Councils Must Attract Investors To Develop A Social Care Market That Meets The Needs Of All
Councils need to take the lead in attracting investment to social care services that meet people’s present and future needs, according to a new report entitled ‘Safe as Houses? What drives investment in social care?’
The report found that councils have the opportunity to shape the pattern of services available to all in their area, not just those they support financially, to ensure there are personalised services that people want.
The Commission for Social Care Inspection’s report looked at information raised during two seminars – one attended by corporate providers, analysts, investors and national policy makers, the other with members of a regional care association.
The report found that investors preferred the tried and tested investment in care homes and that providers are often dependent on council contracts.
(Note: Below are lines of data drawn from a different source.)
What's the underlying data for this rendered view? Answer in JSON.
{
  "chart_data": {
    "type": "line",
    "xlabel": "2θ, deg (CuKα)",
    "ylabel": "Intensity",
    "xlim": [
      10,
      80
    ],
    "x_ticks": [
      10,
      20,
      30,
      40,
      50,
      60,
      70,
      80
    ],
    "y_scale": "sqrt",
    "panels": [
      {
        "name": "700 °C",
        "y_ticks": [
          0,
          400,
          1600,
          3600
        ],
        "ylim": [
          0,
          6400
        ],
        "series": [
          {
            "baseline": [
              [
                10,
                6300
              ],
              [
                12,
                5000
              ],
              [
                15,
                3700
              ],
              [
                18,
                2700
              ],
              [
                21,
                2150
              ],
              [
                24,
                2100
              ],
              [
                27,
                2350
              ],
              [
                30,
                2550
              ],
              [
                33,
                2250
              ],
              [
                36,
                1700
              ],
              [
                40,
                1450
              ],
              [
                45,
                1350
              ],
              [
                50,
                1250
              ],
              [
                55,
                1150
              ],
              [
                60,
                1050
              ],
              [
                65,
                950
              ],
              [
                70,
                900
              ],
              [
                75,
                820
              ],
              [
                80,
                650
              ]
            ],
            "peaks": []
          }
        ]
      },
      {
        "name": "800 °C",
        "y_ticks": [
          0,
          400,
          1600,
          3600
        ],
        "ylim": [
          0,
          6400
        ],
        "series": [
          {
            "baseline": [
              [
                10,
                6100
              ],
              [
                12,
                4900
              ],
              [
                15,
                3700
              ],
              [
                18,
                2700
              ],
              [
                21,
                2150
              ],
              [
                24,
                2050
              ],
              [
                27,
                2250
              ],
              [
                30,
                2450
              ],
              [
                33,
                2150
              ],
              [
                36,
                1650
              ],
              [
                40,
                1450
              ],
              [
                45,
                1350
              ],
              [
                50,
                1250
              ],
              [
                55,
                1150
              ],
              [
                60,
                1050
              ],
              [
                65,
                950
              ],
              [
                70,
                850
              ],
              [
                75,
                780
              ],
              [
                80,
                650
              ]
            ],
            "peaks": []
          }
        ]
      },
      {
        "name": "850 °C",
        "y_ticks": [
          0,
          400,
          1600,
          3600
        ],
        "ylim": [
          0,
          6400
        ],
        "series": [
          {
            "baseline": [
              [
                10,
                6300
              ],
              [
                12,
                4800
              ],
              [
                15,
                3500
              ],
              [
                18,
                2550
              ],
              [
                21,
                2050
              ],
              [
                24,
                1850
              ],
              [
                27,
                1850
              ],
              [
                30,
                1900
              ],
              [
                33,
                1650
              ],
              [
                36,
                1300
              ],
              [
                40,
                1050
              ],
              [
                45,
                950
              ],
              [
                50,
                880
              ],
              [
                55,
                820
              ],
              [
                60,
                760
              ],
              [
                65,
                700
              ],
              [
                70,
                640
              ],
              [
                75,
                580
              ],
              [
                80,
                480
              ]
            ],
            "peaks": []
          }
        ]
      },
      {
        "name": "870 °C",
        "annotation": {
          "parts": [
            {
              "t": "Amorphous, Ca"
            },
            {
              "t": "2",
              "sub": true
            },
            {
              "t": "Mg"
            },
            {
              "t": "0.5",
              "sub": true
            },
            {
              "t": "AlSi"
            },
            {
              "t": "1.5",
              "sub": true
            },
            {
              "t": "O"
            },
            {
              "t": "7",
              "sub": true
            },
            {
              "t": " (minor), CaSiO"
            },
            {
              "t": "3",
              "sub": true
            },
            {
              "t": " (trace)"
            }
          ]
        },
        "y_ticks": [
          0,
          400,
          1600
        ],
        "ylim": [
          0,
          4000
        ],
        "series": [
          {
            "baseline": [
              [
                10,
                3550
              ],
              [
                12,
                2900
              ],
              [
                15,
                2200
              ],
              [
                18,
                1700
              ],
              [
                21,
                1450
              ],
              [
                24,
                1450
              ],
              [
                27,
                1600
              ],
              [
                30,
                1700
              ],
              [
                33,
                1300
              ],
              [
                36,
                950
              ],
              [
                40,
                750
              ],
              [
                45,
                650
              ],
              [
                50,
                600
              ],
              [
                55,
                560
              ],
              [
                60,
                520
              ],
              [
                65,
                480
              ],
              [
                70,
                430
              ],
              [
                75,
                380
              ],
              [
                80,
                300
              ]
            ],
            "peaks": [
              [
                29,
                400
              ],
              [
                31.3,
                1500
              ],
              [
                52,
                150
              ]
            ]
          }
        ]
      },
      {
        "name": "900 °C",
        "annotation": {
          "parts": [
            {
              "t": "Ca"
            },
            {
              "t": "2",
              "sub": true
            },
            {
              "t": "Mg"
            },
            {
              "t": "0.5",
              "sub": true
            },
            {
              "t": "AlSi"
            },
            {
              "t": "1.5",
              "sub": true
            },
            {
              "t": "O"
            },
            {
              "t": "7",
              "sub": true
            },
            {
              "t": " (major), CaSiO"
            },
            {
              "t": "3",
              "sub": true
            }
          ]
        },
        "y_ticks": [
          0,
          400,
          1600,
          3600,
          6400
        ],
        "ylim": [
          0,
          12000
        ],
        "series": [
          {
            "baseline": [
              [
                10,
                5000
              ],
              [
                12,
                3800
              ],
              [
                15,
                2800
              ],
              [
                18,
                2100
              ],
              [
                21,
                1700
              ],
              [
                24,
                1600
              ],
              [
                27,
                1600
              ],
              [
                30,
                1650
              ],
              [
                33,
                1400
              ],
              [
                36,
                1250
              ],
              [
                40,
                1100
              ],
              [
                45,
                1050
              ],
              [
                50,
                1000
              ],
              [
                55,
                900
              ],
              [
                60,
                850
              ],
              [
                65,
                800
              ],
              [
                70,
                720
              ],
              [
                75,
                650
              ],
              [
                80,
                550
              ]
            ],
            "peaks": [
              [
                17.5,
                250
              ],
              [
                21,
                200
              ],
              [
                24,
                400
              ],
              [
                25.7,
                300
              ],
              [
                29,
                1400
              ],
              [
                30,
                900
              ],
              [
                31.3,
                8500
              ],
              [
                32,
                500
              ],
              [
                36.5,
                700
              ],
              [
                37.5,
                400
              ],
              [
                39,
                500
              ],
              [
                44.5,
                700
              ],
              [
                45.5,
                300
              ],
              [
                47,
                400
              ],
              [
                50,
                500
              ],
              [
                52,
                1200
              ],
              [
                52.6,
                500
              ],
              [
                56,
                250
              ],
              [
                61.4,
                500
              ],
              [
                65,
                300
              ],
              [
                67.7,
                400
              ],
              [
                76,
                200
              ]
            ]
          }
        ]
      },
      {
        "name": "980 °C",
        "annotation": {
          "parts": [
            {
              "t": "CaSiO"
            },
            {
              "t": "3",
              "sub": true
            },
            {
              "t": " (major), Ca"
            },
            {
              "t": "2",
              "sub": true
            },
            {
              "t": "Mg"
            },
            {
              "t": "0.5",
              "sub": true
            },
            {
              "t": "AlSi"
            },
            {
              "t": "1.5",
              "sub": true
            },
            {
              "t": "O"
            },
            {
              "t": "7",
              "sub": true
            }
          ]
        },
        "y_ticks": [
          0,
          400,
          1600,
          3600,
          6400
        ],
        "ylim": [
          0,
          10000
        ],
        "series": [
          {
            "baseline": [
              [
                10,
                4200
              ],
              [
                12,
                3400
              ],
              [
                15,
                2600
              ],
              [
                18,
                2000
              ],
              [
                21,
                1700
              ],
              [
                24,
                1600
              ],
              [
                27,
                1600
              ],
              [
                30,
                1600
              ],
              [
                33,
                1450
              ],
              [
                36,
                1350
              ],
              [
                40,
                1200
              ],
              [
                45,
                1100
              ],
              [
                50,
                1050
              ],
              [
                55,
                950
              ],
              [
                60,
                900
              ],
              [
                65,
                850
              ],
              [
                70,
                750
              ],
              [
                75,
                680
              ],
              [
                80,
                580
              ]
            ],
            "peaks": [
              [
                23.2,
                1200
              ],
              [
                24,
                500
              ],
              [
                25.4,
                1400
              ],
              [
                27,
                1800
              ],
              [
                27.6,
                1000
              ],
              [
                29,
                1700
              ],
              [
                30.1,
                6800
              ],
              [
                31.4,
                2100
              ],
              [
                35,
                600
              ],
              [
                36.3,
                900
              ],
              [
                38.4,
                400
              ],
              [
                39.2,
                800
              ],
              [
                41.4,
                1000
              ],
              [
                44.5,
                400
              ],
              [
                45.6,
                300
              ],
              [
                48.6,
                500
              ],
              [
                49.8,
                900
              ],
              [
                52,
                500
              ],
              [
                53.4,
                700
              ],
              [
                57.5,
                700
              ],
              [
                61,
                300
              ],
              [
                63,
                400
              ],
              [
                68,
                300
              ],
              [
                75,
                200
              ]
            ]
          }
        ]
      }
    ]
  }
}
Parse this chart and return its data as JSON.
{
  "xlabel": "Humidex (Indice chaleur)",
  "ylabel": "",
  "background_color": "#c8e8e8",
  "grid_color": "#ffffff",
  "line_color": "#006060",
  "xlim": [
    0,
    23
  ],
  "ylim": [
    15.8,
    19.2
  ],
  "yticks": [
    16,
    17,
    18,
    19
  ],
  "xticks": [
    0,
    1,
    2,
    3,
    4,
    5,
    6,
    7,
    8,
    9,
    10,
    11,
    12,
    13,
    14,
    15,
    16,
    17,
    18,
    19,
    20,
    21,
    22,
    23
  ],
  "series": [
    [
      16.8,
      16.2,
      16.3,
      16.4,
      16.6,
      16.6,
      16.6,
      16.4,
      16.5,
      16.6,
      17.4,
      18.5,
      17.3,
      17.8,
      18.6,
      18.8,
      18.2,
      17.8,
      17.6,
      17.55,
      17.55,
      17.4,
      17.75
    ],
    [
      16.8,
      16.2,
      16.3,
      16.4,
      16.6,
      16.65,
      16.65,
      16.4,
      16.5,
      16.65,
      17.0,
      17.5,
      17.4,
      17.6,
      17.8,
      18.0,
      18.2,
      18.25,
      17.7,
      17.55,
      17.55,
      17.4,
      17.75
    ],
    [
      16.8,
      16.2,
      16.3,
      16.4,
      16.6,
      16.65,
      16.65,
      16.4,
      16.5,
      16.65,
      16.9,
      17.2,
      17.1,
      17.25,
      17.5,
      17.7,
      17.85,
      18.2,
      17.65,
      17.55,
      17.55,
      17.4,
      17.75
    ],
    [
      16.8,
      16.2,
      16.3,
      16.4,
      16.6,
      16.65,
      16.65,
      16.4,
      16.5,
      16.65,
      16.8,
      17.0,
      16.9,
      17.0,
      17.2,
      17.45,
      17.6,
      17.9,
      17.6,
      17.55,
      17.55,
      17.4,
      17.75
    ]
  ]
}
Dame Denise Platt, CSCI Chair, said: “We’ve found that providers often rely on councils for contracts, therefore councils need to signal the need for new care services that are personalised and really meet the needs of people. Where councils lead, investors will follow.
“Too often there is a limited range of services available and offered to people. We need investors to look further afield than the ‘safe’ models of care, to really open up the opportunities for all those who use care services now and for the future.”
Investors tend to treat social care like any other business, seeking a return on their investment within, at most, seven to ten years. This makes them cautious about the risks from new models of care. To develop social care services that fit people’s current and future needs, councils need to be less risk averse in strategic commissioning.
They also need to track people’s individual preferences and work with partners in housing and health services to indicate people’s future requirements to investors and providers.
Direct Payments and Individual Budgets represent further opportunities for services to develop in response to people’s individual wishes. Councils and investors need to seize these and other opportunities to further develop the social care market.